Sotto l’albero natalizio Sogemi, la società che gestisce i mercati agroalimentari all’ ingrosso di Milano, ha trovato 50 milioni, il finanziamento che cercava: ben due le offerte pervenute, una delle quali, firmata Banco- Bpm, considerata assai vantaggiosa.

Un attesa durata anni e necessaria per l’Ortomercato, specie dopo che il Comune diede il via libera alla riqualificazione di via Lombroso, rimandandola però all’arrivo di capitali privati che la finanziassero.

Ora ci siamo, tra qualche mese vedremo finalmente l’avvio dei lavori che dovrebbero concludersi nel 2021.

Il progetto prevede la totale riqualificazione dei vecchi padiglioni, orami degradati, cadenti e inadeguati, che saranno sostituiti da nuovi padiglioni.

Intanto Sogemi ha acquistato i diritti per la mascotte di Expo 2015, Foody, il personaggio creato dalla Disney per l’evento e diventato di proprietà dell’Ortomercato per 50mila euro. Presto il pupazzo fatto di verdure, ispirato ai dipinti dell’Arcimboldi, lo vedremo affisso all’interno dei padiglioni e non solo.

Sarà anche la volta per il “Mercato Ittico Milano”, il nuovo marchio che è stato pensato per valorizzare le eccellenze cittadine del settore e costringere gli operatori a fare squadra, visto che il mercato ittico di Milano è il più importante d’Italia: con 11mila metri quadrati di estensione, 1.300 tesserati e 25 grossisti, ha chiuso il 2018 con oltre 75 milioni di euro di vendite e 100.000 quintali di prodotti commercializzati.

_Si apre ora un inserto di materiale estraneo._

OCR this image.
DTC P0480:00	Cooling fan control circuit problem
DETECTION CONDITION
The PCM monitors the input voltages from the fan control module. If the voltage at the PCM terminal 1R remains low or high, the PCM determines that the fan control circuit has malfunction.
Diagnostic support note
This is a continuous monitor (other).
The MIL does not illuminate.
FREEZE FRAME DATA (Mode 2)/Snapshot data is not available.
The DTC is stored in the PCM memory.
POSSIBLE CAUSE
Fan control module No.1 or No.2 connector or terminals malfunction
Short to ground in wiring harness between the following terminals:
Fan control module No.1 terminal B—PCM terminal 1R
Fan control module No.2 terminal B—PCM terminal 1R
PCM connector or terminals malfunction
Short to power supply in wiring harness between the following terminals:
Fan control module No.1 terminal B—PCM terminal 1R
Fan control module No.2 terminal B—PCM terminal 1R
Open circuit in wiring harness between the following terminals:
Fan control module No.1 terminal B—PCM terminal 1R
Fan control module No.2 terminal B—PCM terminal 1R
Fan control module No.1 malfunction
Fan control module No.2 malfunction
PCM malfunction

Per l'utilizzo delle immagini scrivere a info@dodecaedrourbano.com

Milanese doc. Appassionato di architettura, urbanistica e arte. Nel 2008, insieme ad altri appassionati di architettura e temi urbani, fonda Urbanfile una sorta di archivio architettonico basato sul contributo del web e che in pochissimo tempo ha saputo ritagliarsi un certo interesse tra i media e le istituzioni. Curatore dal 2013 del blog in questione.

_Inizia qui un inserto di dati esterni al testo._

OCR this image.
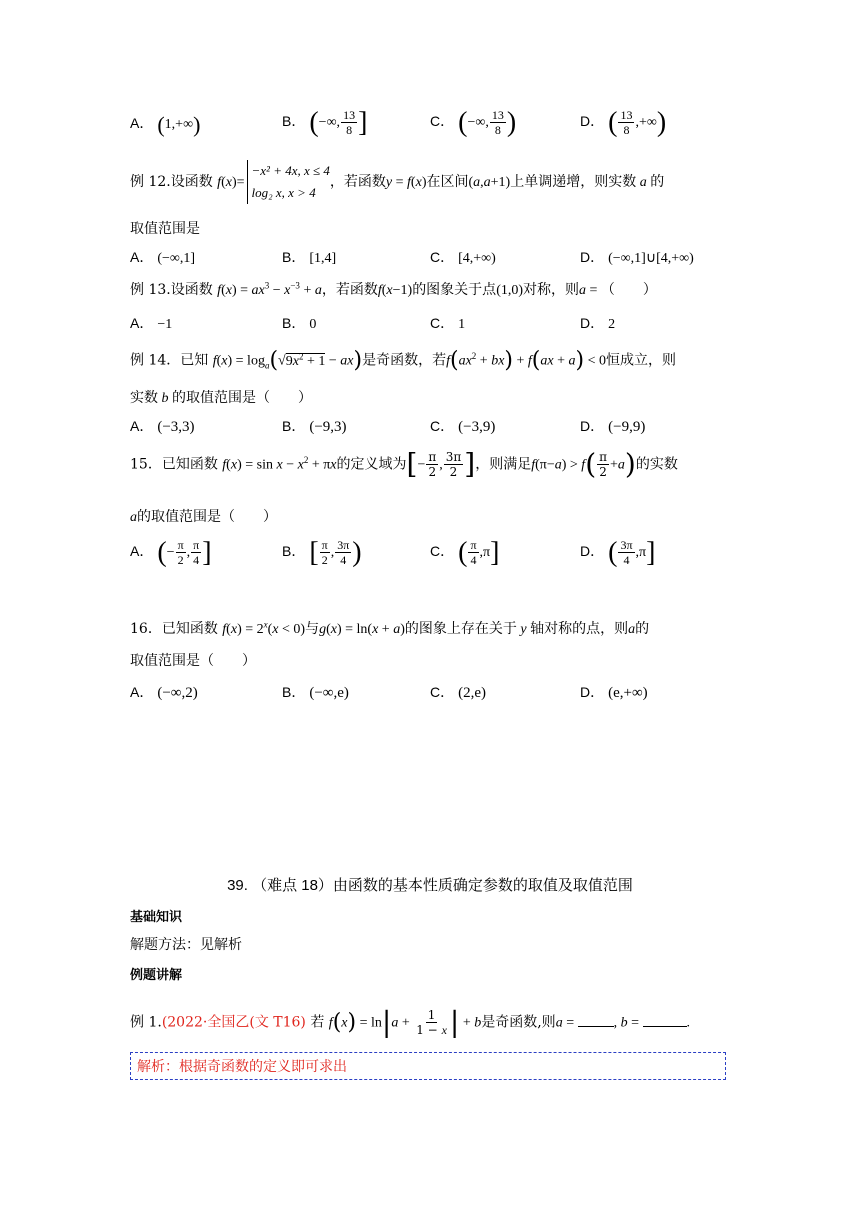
A． (1,+∞)	B． (−∞, $\frac{13}{8}$ ]	C． (−∞, $\frac{13}{8}$ )	D． ( $\frac{13}{8}$ ,+∞)
例 12.设函数 f(x)=
−x² + 4x, x ≤ 4
log₂ x, x > 4
，若函数y = f(x)在区间(a,a+1)上单调递增，则实数 a 的
取值范围是
A． (−∞,1]	B． [1,4]	C． [4,+∞)	D． (−∞,1]∪[4,+∞)
例 13.设函数 $f(x) = ax^3 - x^{-3} + a$，若函数f(x−1)的图象关于点(1,0)对称，则a = （　　）
A． −1	B． 0	C． 1	D． 2
例 14．已知 $f(x) = \log_a(√9x^2 + 1 - ax)$是奇函数，若$f(ax^2 + bx) + f(ax + a) < 0$恒成立，则
实数 b 的取值范围是（　　）
A． (−3,3)	B． (−9,3)	C． (−3,9)	D． (−9,9)
15．已知函数 $f(x) = \sin x - x^2 + \pi x$的定义域为[− $\frac{\pi}{2}$ , $\frac{3\pi}{2}$ ]，则满足$f(\pi-a) > f( \frac{\pi}{2} +a)$的实数
a的取值范围是（　　）
A． (− $\frac{\pi}{2}$ , $\frac{\pi}{4}$ ]	B． [ $\frac{\pi}{2}$ , $\frac{3\pi}{4}$ )	C． ( $\frac{\pi}{4} ,\pi$]	D． ( $\frac{3\pi}{4} ,\pi$]
16．已知函数 $f(x) = 2^x(x < 0)$与g(x) = ln(x + a)的图象上存在关于 y 轴对称的点，则a的
取值范围是（　　）
A． (−∞,2)	B． (−∞,e)	C． (2,e)	D． (e,+∞)
39. （难点 18）由函数的基本性质确定参数的取值及取值范围
基础知识
解题方法：见解析
例题讲解
例 1.(2022·全国乙(文 T16) 若 $f(x) = \ln|a + \frac{1}{1 - x}$ | + b是奇函数,则a =	, b =	.
解析：根据奇函数的定义即可求出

26 thoughts on “Milano | Calvairate – L’Ortomercato pronto alla riqualificazione

  1. Anonimo

    A me l’idea che un mercato ortofrutticolo all’ingrosso debba stare dentro la città, a ridosso della circonvallazione, mi sembra una mezza stupidaggine.

    Evidentemente a chi si occupa di urbanistica sta bene così, però imponiamo che camion e TIR per l’approvvigionamento possano circolare solo di notte e che i furgoncini dei dettaglianti siano obbligatoriamente elettrici, almeno questo.

    1. BLANCO

      Ma tu non hai idea delle dimensioni che ha il mercato ortofrutticolo! È gigantesco fuori Milano non c’è più spazio per una simile struttura!

      1. vittorio tauber

        Fuori da Milano c’è tutto lo spazio che si vuole, basta individuarlo. Sull’area dell’Ortomercato ci starebbe benissimo una Cascina Merlata Plus II, con fermata Suburbane a Zama.

        1. BLANCO

          vittorio tauber nel mondo delle favole c’è tutto lo spazio che si vuole.
          Dimmi una zona di tali dimensioni disponibile nei pressi di MIlano??

        2. Sandro Pocci

          Vittorio Tablet, un’area grossa come quella dell’ortomercato non è facile da trovare, per via dei numerosi limiti di ogni location.
          A Cascina Merlata sarebbe impossibile

    2. Joe

      Il pesce arriva per via aerea a Milano alle prime luci dell’alba. Obbligare i mezzi a effettuare movimentazioni notturne non ha senso, dato che movimenterebbero pesce già vecchio.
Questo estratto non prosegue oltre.